Um Estado marginal e sem educação
Ao longo de 2015, vimos um Estado que é liberal e democrático no discurso, mas de exceção nas formas de conduzir as relações com a comunidade
por Pedro Estevam Serrano
O ano de 2015, marcado pelo avanço de frentes que jogam pelo retrocesso de direitos e contra a democracia, vai encerrando-se com cenas deploráveis de violência praticada pelo aparato policial do Estado contra estudantes que reagiram à proposta do governador paulista de fechar escolas, sob pretexto de reorganizar a gestão.
Em abril, professores paranaenses em greve foram tratados com a mesma truculência, sendo duramente reprimidos pela polícia militar, durante manifestações contrárias a um projeto do governo estadual decidido, a exemplo do que ocorreu em São Paulo, de cima para baixo, sem qualquer diálogo com a categoria.
Mais do que episódios lamentáveis e emblemáticos do descaso para com a educação pública em nosso país, são situações que revelam uma vocação cada vez maior do Estado de se marginalizar em suas relações com a cidadania.
Na prática, vimos funcionar ao longo deste ano, em diversas ocasiões, um Estado que é liberal e democrático no discurso, mas de exceção nas formas de conduzir as relações com a comunidade.
É estarrecedor que mais de 30 anos após o início da redemocratização, o Estado se mostre tão inapto na hora de lidar com manifestações contrárias àquilo que ele propõe. Ora, é natural, desejável e faz parte do jogo democrático que as pessoas protestem e reivindiquem direitos.
Ao ofender a garantia de manifestação desses cidadãos, reprimindo-os com violência, o Estado – que é quem primeiro deveria cumprir a ordem jurídica – a contraria, marginalizando-se, ou seja, agindo à margem da lei.
Esse despreparo, sobretudo do aparato policial, que não é meramente acidental, se traduz em cenas impensáveis, como as que assistimos nas últimas semanas. É preciso que fique claro para a sociedade que policiais que apontam armas para estudantes ou aprisionam quem quer com eles dialogar não estão simplesmente “cumprindo seu dever”.
É preciso despi-los da qualidade de agentes do Estado e enxergar o que verdadeiramente são – marginais armados, usando da violência para coagir cidadãos que estão exercendo seus direitos. Não devemos enxergar na farda a legitimidade para esse tipo de abordagem, pois ela não autoriza ninguém a cometer crime.
Se alguém cumpria deveres – e exercia cidadania – nas cenas descritas, eram os estudantes em luta por aquilo que, em qualquer sociedade minimamente civilizada, todos entendem como direito fundamental: o acesso pleno à educação.

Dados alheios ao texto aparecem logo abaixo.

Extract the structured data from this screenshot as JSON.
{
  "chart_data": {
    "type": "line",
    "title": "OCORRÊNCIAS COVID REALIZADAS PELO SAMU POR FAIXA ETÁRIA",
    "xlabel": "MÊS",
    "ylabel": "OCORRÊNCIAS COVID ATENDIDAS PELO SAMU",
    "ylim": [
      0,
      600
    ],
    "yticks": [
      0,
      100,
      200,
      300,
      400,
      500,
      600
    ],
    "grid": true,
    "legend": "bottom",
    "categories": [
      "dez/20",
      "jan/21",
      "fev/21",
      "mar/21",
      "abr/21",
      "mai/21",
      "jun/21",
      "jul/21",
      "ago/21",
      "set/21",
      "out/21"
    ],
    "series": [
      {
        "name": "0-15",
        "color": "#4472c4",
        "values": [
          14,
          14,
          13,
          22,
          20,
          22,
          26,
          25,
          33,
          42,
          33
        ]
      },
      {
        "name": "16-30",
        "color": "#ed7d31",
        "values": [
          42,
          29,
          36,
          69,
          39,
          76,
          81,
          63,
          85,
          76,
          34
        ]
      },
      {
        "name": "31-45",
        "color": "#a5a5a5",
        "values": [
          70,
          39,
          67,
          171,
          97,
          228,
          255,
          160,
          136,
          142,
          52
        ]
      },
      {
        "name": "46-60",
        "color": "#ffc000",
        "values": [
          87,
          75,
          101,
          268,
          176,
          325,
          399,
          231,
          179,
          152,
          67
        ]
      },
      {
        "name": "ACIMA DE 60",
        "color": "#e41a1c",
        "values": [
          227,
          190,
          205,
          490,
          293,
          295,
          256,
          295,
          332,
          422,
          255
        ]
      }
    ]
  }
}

Aliás, a tática de ocupação usada por esses jovens para forçar o governo a dialogar e recuar foi alentadora, pois demonstra da parte deles não só uma disposição para lutar por esse direito, mas também coerência, já que o fechamento de escolas em um país tão carente de educação como o nosso é absolutamente injustificável. O que se espera é que as escolas melhorem, que a educação seja efetiva, e não mais sucateada.
As repressões criminosas a trabalhadores da educação e a estudantes pelo aparato policial estatal figuram, sem nenhuma dúvida, como os episódios mais sombrios deste ano, pois escancaram a transmutação do Estado de Direito num Estado de exceção, criminoso, que exerce a soberania de forma bruta e que não enxerga o cidadão como detentor de direitos, mas apenas de deveres e obrigações.
Por outro lado, a reação desses jovens, pertencentes a uma geração muitas vezes desacreditada, restabelece um equilíbrio muito bem-vindo, pois se de um lado estamos muito distantes de vivenciar a democracia de forma plena, de outro, essa juventude renova, com sua criatividade e espírito de luta, a esperança de que a truculência e o despotismo estatal não serão tolerados.
Como dizem esses mesmos jovens em suas interações nas redes sociais, #NãoPassarão. E que não passe mesmo, em 2016, nenhuma forma de discriminação, de intolerância, de desrespeito às garantias constitucionais e de perseguição.